Paris
Edgardo Aragón: Mesoamerica – The Hurricane Effect at Jeu de Paume
In 1527, Olas Magnus drew the Carta Marina, the first detailed account of Nordic geography and the perils plaguing it by land and sea. In the image, life seems threatened mainly by ongoing human conflict and a perpetual battle with weather, but what haunted imaginations for centuries was its depiction of the monsters inhabiting the northern seas. Their presence was a documentary mix of fact and fiction—they represented real animals as sighted and interpreted by fishermen, as well as bad omens relating to the political turbulences of their times.

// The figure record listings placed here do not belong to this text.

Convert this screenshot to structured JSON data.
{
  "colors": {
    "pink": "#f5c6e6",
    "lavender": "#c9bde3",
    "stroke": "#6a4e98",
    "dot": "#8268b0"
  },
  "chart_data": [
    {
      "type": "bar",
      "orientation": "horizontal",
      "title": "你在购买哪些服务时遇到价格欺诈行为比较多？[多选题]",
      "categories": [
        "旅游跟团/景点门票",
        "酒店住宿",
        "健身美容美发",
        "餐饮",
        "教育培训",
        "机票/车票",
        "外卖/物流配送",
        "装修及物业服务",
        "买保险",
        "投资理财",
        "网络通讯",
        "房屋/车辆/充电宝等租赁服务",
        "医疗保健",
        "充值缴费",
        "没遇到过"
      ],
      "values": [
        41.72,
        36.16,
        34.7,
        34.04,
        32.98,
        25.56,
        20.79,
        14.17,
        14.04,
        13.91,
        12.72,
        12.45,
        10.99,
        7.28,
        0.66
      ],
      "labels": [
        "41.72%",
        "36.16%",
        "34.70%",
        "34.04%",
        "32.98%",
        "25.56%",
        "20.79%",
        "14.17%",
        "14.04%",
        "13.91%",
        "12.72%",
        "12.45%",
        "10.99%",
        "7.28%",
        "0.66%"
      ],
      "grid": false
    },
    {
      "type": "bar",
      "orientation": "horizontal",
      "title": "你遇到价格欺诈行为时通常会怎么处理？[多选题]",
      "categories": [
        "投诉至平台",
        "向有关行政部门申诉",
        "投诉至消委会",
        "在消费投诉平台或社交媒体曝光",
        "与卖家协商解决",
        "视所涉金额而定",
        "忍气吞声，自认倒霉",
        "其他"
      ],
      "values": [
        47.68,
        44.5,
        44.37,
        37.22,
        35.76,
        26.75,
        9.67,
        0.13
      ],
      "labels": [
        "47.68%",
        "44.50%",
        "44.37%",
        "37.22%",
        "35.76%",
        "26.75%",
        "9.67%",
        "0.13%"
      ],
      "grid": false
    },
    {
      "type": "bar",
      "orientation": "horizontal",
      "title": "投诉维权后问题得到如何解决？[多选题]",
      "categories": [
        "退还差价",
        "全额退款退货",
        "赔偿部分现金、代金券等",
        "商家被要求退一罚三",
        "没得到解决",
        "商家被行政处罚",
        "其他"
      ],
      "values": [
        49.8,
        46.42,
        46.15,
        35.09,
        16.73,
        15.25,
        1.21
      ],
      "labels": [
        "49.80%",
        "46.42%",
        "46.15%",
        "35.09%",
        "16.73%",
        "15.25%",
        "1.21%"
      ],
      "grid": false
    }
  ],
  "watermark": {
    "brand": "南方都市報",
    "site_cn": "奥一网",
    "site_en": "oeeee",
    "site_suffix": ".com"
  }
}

Edgardo Aragón. Mesoamerica: The Hurricane Effect, 2015 (detail of map); HD video, color, sound; 16:20, with 10 maps. Coproduction: Jeu de Paume, Paris, Fondation des Arts Graphiques et Plastiques and CAPC Musée d’Art Contemporain de Bordeaux. Courtesy of the Artist and Jeu de Paume.
Magnus’ monsters take on a new dimension in Mesoamerica: The Hurricane Effect, Edgardo Aragón’s exhibition of maps, a video, and an accompanying publication at Jeu de Paume in Paris. Aragón takes viewers on a journey that starts with an array of ten maps that illustrate the economic and political forces struggling for control of the region comprising Mexico and Central America known as Mesoamerica. Departing from an 1857 map that, as the artist notes in the publication, “interestingly” includes the totality of the region as part of the United States’ territory, we perceive Mesoamerica as a route for the trafficking of people, drugs, and natural resources.
The sea creatures depicted in the maps of yore are used here to represent the main culprits: drug lords, political parties, and mining companies. Although clearly destructive, the beasts in Olas Magnus’ map remain at bay in the vastness of the cold sea, whereas in Aragón’s interpretation they almost cover entire countries, turning them into vulnerable vessels doomed to sink. Three final maps show us Oaxaca, the small town of Cachimbo in the state of Chiapas, and a route traced in red between the two that hints at the trip developing in the single-channel video projected in an adjacent room.